While BWCs are unlikely to be adopted in most workplaces, other wearable devices like smartwatches and fitness trackers are becoming common, with adults aged 25 to 44 leading the trend4 towards wearable technology used in business. In 2015, BP America distributed 24,5005 Fitbit fitness trackers to employees and dependent spouses as part of a plan to incentivize physical fitness and reduce health insurance premiums, and a number of other large companies have implemented similar programs since then including IBM, Time Warner, and Bank of America.6
Employee movements and sleep habits — privacy vs. an employers' right to know
Wearable technology can track and record an incredible amount of personal health information ranging from average heart rate to amount of time the wearer spends sleeping every night. While this information is useful from a health monitoring perspective, questions exist around whether or not an employer has the right to access this data, especially when it involves time spent 'off the clock'.
So far, adoption of wearable technologies outside of the workplace seems to be implemented on a voluntary basis. The most notable example of this is at Three Square Market, a Wisconsin-based company that is among the first in America to microchip its employees. This was done on a voluntary basis, with the company reporting that 50 out of 80 eligible employees signed up for the program.
Who owns data collected from wearable devices?
Another notable issue related to the use of wearable devices is data ownership, particularly in cases where the business supplies the technology.
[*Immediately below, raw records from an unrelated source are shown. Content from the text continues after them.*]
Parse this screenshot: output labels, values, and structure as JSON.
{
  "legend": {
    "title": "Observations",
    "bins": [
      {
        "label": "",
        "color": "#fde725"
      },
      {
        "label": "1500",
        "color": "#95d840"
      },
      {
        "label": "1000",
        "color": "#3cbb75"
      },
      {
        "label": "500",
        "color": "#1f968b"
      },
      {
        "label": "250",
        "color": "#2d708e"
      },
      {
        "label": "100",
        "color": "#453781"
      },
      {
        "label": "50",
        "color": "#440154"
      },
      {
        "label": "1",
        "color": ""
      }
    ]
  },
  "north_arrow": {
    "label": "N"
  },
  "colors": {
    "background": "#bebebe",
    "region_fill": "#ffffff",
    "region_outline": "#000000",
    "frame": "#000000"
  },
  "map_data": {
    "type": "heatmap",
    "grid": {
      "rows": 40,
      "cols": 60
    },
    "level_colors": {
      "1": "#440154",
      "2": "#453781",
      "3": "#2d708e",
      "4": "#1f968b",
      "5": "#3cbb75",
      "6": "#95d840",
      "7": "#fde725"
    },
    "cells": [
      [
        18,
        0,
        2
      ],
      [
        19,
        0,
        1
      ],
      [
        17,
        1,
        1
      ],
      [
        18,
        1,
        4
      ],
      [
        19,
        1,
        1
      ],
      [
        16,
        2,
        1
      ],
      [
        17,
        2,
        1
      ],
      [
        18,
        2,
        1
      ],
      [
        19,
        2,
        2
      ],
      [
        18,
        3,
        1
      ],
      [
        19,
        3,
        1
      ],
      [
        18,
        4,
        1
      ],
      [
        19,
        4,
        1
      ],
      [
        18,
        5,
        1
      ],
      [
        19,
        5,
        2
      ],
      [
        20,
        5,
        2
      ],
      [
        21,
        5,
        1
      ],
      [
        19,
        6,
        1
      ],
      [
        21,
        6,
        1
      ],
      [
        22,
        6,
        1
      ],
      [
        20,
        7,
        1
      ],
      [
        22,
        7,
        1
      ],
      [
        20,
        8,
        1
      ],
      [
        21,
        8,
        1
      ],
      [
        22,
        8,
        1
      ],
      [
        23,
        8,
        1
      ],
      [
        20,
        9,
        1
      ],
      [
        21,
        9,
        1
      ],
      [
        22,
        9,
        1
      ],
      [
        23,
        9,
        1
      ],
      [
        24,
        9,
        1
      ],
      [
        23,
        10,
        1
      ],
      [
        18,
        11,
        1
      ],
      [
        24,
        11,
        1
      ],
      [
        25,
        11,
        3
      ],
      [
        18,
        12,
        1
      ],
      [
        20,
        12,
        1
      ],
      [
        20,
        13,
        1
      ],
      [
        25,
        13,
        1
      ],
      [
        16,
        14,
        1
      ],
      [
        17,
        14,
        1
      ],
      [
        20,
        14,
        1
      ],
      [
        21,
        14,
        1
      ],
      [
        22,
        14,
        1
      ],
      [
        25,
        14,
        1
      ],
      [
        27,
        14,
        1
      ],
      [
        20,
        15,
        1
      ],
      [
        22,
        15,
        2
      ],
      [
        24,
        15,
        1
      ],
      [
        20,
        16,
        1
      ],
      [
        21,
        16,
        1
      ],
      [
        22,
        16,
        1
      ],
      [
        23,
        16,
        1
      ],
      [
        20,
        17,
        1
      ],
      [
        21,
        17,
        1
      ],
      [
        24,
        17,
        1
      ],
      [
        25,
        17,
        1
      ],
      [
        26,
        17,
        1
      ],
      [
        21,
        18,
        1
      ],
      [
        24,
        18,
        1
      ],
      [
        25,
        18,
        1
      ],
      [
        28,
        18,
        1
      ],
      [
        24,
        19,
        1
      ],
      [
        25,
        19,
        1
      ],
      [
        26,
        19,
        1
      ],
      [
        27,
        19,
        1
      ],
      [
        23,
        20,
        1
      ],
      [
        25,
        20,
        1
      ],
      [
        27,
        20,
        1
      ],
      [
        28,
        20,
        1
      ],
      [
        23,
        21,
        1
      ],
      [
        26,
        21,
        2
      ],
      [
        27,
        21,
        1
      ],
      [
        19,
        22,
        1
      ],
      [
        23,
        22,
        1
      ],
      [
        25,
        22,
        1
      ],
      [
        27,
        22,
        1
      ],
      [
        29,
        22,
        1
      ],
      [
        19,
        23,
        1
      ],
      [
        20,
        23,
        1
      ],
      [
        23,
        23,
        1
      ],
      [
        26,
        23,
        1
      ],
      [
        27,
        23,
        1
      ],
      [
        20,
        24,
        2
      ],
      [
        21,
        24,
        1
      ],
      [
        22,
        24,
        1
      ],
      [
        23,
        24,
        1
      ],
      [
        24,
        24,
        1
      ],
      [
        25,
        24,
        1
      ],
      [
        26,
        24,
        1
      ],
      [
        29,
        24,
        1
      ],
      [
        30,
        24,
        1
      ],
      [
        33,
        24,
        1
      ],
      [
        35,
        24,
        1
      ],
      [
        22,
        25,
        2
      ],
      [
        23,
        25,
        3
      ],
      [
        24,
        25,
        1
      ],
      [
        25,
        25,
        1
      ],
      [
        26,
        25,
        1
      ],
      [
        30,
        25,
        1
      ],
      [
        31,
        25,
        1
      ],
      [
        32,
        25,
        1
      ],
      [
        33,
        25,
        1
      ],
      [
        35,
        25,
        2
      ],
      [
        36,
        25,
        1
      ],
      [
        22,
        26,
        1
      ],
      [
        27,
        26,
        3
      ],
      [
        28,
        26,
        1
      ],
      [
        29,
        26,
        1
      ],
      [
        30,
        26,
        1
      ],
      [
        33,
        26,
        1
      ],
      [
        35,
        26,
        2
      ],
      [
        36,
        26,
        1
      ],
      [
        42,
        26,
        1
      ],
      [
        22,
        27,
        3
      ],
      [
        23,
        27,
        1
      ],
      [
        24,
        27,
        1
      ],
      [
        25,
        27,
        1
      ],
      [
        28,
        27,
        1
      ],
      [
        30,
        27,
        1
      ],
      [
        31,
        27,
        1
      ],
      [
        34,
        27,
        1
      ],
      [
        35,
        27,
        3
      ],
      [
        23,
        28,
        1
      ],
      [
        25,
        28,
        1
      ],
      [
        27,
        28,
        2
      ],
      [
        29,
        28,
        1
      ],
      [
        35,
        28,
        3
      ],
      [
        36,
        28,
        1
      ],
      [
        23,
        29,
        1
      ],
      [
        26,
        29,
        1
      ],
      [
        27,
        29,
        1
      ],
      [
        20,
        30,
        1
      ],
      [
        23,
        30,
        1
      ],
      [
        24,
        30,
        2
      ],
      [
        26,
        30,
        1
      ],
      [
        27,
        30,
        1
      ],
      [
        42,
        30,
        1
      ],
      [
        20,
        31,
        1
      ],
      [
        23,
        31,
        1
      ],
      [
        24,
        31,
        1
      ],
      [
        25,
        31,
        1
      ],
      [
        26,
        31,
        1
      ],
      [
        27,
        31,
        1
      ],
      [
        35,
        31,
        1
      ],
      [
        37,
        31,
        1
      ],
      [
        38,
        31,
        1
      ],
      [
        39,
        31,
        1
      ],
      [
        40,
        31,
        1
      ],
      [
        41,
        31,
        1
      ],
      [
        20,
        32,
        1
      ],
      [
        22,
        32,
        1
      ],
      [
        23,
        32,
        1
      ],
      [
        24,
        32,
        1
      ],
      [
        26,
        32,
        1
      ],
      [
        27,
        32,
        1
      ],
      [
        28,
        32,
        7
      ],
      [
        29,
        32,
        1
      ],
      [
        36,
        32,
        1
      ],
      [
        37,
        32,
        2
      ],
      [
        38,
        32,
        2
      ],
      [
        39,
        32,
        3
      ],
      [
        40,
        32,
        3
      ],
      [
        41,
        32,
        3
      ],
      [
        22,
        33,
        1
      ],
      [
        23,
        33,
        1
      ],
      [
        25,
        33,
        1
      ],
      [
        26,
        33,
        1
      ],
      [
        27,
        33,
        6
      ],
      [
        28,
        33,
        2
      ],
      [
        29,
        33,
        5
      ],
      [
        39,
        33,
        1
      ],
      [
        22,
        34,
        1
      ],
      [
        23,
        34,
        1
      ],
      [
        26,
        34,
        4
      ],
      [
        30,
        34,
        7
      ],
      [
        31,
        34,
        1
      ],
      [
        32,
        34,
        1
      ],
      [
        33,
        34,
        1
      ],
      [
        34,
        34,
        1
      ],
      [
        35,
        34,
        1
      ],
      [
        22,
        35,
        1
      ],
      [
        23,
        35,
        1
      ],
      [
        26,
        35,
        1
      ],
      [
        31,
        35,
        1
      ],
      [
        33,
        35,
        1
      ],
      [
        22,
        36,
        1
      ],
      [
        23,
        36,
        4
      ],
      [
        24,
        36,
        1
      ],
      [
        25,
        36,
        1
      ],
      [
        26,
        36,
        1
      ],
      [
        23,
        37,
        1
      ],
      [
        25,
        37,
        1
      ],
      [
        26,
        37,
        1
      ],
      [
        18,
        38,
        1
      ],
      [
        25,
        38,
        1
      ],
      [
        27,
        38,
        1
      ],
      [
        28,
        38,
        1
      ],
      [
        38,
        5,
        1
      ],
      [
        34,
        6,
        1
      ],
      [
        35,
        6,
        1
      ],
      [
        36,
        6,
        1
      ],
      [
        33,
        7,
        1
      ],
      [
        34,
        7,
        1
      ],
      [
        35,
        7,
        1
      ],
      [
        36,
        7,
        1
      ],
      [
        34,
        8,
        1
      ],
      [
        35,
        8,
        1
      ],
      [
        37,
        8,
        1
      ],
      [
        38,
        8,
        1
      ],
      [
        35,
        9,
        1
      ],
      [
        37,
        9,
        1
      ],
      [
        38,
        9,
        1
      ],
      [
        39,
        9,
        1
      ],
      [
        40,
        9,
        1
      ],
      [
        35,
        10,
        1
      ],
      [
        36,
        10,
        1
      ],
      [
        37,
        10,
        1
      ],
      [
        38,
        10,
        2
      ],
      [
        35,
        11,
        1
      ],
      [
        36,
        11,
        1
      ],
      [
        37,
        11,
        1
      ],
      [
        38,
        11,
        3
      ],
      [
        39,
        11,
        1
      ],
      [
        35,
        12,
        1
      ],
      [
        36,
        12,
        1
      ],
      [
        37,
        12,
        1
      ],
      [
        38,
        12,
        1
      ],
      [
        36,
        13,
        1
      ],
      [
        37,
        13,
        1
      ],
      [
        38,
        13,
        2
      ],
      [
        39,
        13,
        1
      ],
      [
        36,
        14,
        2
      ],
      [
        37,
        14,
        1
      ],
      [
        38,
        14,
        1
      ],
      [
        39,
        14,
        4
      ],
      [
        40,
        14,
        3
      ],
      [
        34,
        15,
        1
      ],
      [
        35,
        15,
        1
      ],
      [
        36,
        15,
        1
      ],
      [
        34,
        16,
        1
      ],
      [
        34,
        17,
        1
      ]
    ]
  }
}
There are also lingering questions related to business-owned wearable technologies and the Health Insurance Portability and Accountability Act (HIPAA). While the actual technology device manufacturers are not bound by HIPAA laws, in most cases, employers are. The other piece of federal legislation that could impact data collection and ownership it the Stored Communications Act (SCA), however, its current form the SCA does not cover personal health data from wearable devices.
According to Carol Michel of Weinberg Wheeler Hudgins Gunn & Dial LLC, "data recorded from wearable devices seems to fall into noman's land with regard to the HIPAA and the SCA8".
Wearable devices = high-tech witnesses
Another interesting impact of the widespread use of fitness trackers and smartwatches has been the use of data collected by these devices in both civil and criminal proceedings.
In November 2014 a team of lawyers in Calgary, Canada was successful in its bid to include data from a clients' activity tracker as evidence in a personal injury lawsuit. The data collected by a wearable Fitbit fitness tracker served as proof of the negative effects an auto accident had had on the litigants' physical activity levels, thereby impacting the claimants' quality of life.
Since that ground-breaking case wearable technology has been used to both confirm and disprove a number of criminal charges including a false rape report by a disgruntled employee in Lancaster, Pennsylvania. In this case, investigators downloaded data from the alleged victims' fitness tracker and discovered her claims were unfounded based on the activity logged by her wearable device.
Federal Fair Labor Standards Act (FLSA) issues related to wearable technologies
The FLSA requires that all eligible employees (including most hourly employees) be compensated for all the hours they spend "performing work that is for the benefit of the employer", and tracking time worked is now easier than ever with wearable technologies.
Lawyers at Bellas & Wachowski, a firm in Chicago, advise employers "to review their policies and strictly prohibit nonexempt employees from checking or responding to email or performing other work-related tasks remotely outside of normal working hours or without express authorization" to guard against claims of unpaid wages.
Expect to see the issue of wearable technology included in bargaining sessions within unionized workplaces. Notably, the NBA Players Association negotiated the creation of a joint advisory committee in 2016, guaranteeing professional basketball players a say in how wearable technology can be used on and off the court.